DÉPLOIEMENT DE TROUPES DOMINICAINES À LA FRONTIÈRE

Quelle mission est confiée aux Forces armées ? Rien à voir avec le déploiement à Pedernales. par Léo Joseph. P. 1, 2

La nouvelle de la mobilisation de troupes dominicaines sur la frontière, il y a quelques semaines, a été accueillie presque avec indifférence à Port-au-Prince. Le régime haïtien semble avoir d’autres chats à fouetter, comme, par exemple, les tracasseries politiques qui l’assaillent, pour se faire de souci outre mesure. La presse, quant à elle, a trop de dossiers à éplucher pour prendre le temps d’animer le grand débat. Mais il doit y avoir quelque chose, puisque les Dominicains ne déploient leurs militaires sur la frontière suite à une simple saute d’humeur.

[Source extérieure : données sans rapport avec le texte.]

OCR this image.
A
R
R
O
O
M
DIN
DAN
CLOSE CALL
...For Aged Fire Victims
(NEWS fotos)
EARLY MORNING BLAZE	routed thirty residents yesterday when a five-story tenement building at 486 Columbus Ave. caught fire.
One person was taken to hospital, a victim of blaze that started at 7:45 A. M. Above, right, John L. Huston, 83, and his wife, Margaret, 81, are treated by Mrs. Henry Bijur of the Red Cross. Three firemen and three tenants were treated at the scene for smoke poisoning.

En effet, voilà déjà plus de deux semaines depuis que le gouvernement dominicain a annoncé le déploiement de ses militaires sur la frontière en vue de « sécuriser » cette zone, alors que du côté haïtien on ne parle pas d’insécurité, ni annoncé de mesure visant à prévenir un tel phénomène. Cette semaine, le président dominicain, Danilo Medina, pour éviter tout dérapage suscité à Pedernales  par  le  meurtre d’un couple dominicain dont les auteurs du crime seraient deux frères d’origine haïtienne, a expédié un autre groupe mixte de militaires et de policiers pour assurer la paix et prévenir le chas. Il s’agit d’une opération nettement séparée de celles des forces militaires précédemment déployées. Tout cela arrive à un moment où, du côté haïtien, tout semble « aller bien ». Toutefois, le bruit de bottes de l’autre côté de la frontière ne concerne nullement Haïti, puisque les voisins dominicains, autant qu’on sache, agissent unilatéralement. Nonobstant le silence des Dominicains et l’indifférence affichée du côté haïtien, il doit y avoir matière à réflexion. Tant pis pour ceux qui veulent jouer à l’autruche sous prétexte qu’il n’y a « aucune raison de s’inquiéter ». À moins que les dirigeants haïtiens sont partie pre- nante de cette opération

Procuration de facto à l’Armée dominicaine ?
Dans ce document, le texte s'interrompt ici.